A Step Towards Regulating Outbound Investment in the European Union
On June 20, 2023, the European Commission and the High Representative for Foreign and Security Policy published a Joint Communication on a European Economic Security Strategy. The strategy highlighted that new economic security risks are emerging as a result of rising geopolitical tensions and the acceleration of technological developments. The strategy also underlined the need to develop a common EU approach.
See our previous article: European Economic Security Strategy.
Among the economic risks identified, the Joint Communication highlighted that the European Union and its Member States have a common interest in preventing the movement of sensitive emerging technologies and other dual-use items to destinations of concern that pursue civil-military fusion strategies, and in preventing the backflow of controlled exports and investments. In particular, the Joint Communication addresses the risks of technology and know-how leakage as a result of foreign investment.
The Expert Group on Outbound Investment was established on July 25, 2002 to examine possible means of addressing the security risks associated with outbound investment.
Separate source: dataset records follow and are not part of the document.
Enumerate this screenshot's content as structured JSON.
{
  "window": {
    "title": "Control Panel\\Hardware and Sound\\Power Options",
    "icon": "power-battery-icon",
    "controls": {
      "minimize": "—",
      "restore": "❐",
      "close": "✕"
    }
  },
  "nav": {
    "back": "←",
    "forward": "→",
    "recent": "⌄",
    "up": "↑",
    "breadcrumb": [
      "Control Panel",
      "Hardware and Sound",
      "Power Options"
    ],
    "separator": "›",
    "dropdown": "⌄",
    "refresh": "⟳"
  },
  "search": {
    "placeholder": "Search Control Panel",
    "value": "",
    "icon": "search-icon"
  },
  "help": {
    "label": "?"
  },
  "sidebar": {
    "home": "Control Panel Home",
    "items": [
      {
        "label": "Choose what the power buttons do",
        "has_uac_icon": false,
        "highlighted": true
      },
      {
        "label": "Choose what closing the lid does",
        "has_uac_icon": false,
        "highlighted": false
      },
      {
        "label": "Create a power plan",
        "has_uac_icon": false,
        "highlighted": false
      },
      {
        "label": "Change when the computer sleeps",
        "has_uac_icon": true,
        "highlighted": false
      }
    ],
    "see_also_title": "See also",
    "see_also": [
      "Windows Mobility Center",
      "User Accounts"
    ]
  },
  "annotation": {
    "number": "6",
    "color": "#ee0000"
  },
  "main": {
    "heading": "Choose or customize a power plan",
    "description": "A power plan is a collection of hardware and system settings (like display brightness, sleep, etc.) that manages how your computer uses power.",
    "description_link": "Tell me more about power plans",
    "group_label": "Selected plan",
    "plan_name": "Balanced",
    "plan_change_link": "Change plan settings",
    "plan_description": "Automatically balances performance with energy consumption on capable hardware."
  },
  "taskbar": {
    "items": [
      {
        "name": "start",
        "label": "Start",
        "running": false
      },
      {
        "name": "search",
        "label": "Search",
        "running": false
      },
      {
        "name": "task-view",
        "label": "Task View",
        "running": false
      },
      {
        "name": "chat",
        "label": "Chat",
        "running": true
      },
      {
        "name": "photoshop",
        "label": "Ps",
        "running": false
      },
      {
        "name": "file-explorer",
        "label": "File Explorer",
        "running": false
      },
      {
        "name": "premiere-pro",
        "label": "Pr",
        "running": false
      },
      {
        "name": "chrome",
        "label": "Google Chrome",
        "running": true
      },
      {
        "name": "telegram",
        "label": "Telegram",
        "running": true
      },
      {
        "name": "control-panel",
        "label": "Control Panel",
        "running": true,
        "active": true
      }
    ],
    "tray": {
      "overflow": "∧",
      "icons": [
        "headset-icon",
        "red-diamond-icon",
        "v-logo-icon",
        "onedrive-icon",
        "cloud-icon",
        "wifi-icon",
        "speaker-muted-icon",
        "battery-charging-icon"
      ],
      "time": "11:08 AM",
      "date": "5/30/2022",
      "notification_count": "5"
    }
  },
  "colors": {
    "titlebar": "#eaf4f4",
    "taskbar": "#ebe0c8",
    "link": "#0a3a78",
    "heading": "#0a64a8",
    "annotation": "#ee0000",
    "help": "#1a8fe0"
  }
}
After three meetings, the European Commission concluded that it was necessary to collect concrete data on relevant outbound investment transactions before analyzing possible risks.
To that end, on January 24, 2024 the European Commission published a White Paper on Outbound Investment (White Paper) and launched a public consultation to obtain structured input and reactions to the approach developed in the White Paper.
A Step-By-Step Approach
Recognising the “complex and sensitive nature” of outbound investments, the White Paper proposes a gradual step-by-step approach:
- A public consultation stage which opened on January 24, 2024 and will end on April 17, 2024;
- A monitoring stage;
- A risk assessment stage based on the results of analysis and monitoring.
Monitoring Stage
Based on the initial results of the work with the Expert Group, the White Paper proposes an initial definition of the scope of the monitoring, which will be the subject of a formal recommendation by the European Commission after comments have been received from Member States.
The proposed scope is as follows:
- Types of transactions: The European Commission considers that the monitoring should cover a wide range of transactions such as acquisitions, mergers, asset transfers, greenfield investments, joint ventures or venture capital. However, it proposes to exclude portfolio investments.
- Activities: The European Commission considers that the monitoring should cover critical activities such as those covered by the dual-use regulation or activities related to sensitive technologies (e.g. advanced semiconductors, artificial intelligence, quantum technologies and biotechnologies). The European Commission also invites comments on whether it should recommend that Member States may decide to monitor other critical activities, such as research and development cooperation or practices used to attract highly specialized personnel in certain sensitive areas.
- Geographical coverage: The European Commission considers that, while monitoring should not a priori exclude certain destinations, Member States should best prioritize certain countries in the scope of their monitoring, in particular those that have violated the UN Charter or international human rights.
- The European Commission considers that monitoring should cover both new and ongoing transactions. It also considers that the monitoring should cover transactions in the selected technology areas that have been completed since January 1, 2019.
With regard to the timeframe, the Commission proposes that Member States carry out this monitoring within a period of 12 months from the adoption of a Commission Recommendation.
In parallel with the proposed monitoring, the European Commission also recommends that Member States pay particular attention when reviewing license applications for the export of dual-use items where such applications are linked to foreign investment.
Risk Assessment
After the monitoring phase, the European Commission considers that a risk assessment should be carried out by the Member States. In order to develop a common methodology for the risk assessment process, the Commission also plans to publish specific recommendations.
Next Steps
Finally, it should be noted that, according to the European Commission, priority should be given to the full use of existing instruments rather than the creation of new ones, in particular “all responses should be proportionate, targeted and enforceable” to address the identified risks.